You could say he took a few detours. When Evans returned from Africa, he followed his true calling and became a full-time artist.
For the past four years, Evans has been a professional artist, working under the name Detour, a name inspired by the title of a breakdancing VHS tape he’d bought while living in Germany. He’s created pieces for companies including Red Bull and Sprite. Most recently, he’s painted portraits of David Letterman and Jay-Z for a Netflix marketing campaign.
His CU Denver Business School education, which included an emphasis in marketing, helped him turn his passion into a career.
“Marketing is one of the biggest things right now. With the internet, you can find your own collectors, find your own buyers, find your own places to show,” said Evans. “We still need galleries and museums, but you have a lot more control than you used to, and my college career really helped me in that.”
Turning a passion into a career
At CU Denver, Evans worked on campus in Student Life & Campus Community, helping organize events like lectures, convocation, Spring Fling and Fall Festival. Meanwhile, he found himself surrounded by a diverse, dynamic and supportive group of people who reinforced his artistic side. All those experiences, as well as the spirit of social activism on campus, helped inform his decision to become a professional artist.
“I could put on my own shows, and market and host them,” said Evans. “The people I was around at CU Denver were always encouraging me.”
Upon pursuing art as a profession, Evans realized his skill sets in marketing and business were every bit as important as his creative flair. Among the challenges he faced were securing studio space, helping people see his work and getting his name into the art community.
First, he became the resident artist at Meadowlark Kitchen, which is owned by a friend. As his work there grew in popularity, it became a conduit to wider recognition of his paintings and murals. A buzz began spreading about the Denver artist named Detour.
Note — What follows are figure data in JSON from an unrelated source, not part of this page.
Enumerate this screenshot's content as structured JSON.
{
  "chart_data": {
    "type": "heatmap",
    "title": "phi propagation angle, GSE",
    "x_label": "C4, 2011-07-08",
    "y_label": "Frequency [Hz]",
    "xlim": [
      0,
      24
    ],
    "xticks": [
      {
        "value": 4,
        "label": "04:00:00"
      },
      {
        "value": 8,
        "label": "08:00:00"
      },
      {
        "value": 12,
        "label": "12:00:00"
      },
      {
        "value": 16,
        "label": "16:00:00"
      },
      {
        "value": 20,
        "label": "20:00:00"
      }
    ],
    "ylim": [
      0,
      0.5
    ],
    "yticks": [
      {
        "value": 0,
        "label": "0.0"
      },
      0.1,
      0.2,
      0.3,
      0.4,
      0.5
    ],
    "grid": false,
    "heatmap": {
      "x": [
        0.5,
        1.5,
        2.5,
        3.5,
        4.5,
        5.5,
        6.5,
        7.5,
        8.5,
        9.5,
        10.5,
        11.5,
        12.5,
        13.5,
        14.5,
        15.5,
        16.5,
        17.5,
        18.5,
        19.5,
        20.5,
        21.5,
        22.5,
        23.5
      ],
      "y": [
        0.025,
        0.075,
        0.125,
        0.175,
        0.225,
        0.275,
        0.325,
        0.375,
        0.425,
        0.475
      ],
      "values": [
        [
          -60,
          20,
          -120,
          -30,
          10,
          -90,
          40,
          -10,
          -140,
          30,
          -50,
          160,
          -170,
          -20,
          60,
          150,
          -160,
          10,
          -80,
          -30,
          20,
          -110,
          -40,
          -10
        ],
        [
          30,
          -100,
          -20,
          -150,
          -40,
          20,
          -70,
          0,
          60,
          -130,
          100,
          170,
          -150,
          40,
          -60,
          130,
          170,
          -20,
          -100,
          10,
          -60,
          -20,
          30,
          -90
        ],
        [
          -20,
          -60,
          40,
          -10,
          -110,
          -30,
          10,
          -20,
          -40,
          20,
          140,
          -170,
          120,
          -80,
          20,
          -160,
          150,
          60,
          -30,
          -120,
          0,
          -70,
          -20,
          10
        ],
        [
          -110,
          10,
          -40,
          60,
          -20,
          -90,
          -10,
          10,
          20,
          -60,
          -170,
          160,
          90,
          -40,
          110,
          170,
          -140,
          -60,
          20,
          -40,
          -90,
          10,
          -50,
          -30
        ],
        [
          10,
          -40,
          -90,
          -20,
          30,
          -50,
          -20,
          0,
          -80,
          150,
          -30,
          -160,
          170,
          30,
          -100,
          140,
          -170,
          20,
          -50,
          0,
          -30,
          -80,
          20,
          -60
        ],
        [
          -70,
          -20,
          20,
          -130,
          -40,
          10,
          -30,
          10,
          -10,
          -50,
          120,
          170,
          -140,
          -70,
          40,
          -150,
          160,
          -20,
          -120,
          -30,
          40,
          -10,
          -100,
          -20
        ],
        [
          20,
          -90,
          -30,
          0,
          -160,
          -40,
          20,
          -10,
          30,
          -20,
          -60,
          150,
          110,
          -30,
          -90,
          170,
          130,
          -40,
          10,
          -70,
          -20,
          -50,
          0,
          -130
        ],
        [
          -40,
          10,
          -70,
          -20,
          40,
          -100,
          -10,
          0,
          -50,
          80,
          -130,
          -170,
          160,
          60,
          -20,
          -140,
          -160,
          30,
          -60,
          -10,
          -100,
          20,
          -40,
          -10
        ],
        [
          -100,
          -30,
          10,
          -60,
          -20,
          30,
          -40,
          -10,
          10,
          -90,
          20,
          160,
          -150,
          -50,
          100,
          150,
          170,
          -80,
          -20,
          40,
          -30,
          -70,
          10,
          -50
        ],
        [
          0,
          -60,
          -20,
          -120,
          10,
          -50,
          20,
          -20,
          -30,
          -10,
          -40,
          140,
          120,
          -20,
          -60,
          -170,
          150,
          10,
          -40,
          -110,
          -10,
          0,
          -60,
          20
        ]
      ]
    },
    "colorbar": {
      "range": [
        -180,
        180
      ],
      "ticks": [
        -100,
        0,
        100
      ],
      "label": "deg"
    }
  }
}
Evans also started to engage on social media; Netflix, for instance, found him on Instagram.
“So, now it’s just trying to figure out how to still do the work I’m passionate about, how to scale up, how to do bigger projects,” he said.
Finding an artistic voice
Evans’ style evolved from mostly realistic pieces to a penchant for live art, in which innovative pieces are created at public events and performances. At live-art projects, he could no longer dawdle with mixing paint or pausing for contemplation. He learned to adapt: he began favoring quick-drying acrylics and latex over slow-drying oils and learned how to do things like stretch canvases.
This led to experimentation with bigger canvases and different types of tools and textures. Ultimately, the distinct Detour style emerged.
“It was a slow progression from experimentation to implementation,” said Evans.
The other important aspect of his artistic growth has been travel, first to Tanzania and later all around the globe. Just this year, he’s taken trips to Argentina and France. For Evans, it’s all about getting outside his comfort zone. Embracing new experiences, he said, is crucial to discovering and refining an artistic voice.
“You have to get out there, explore the world and shake things up a little bit,” he said. “That’s when something unique about you starts to come out in your work.”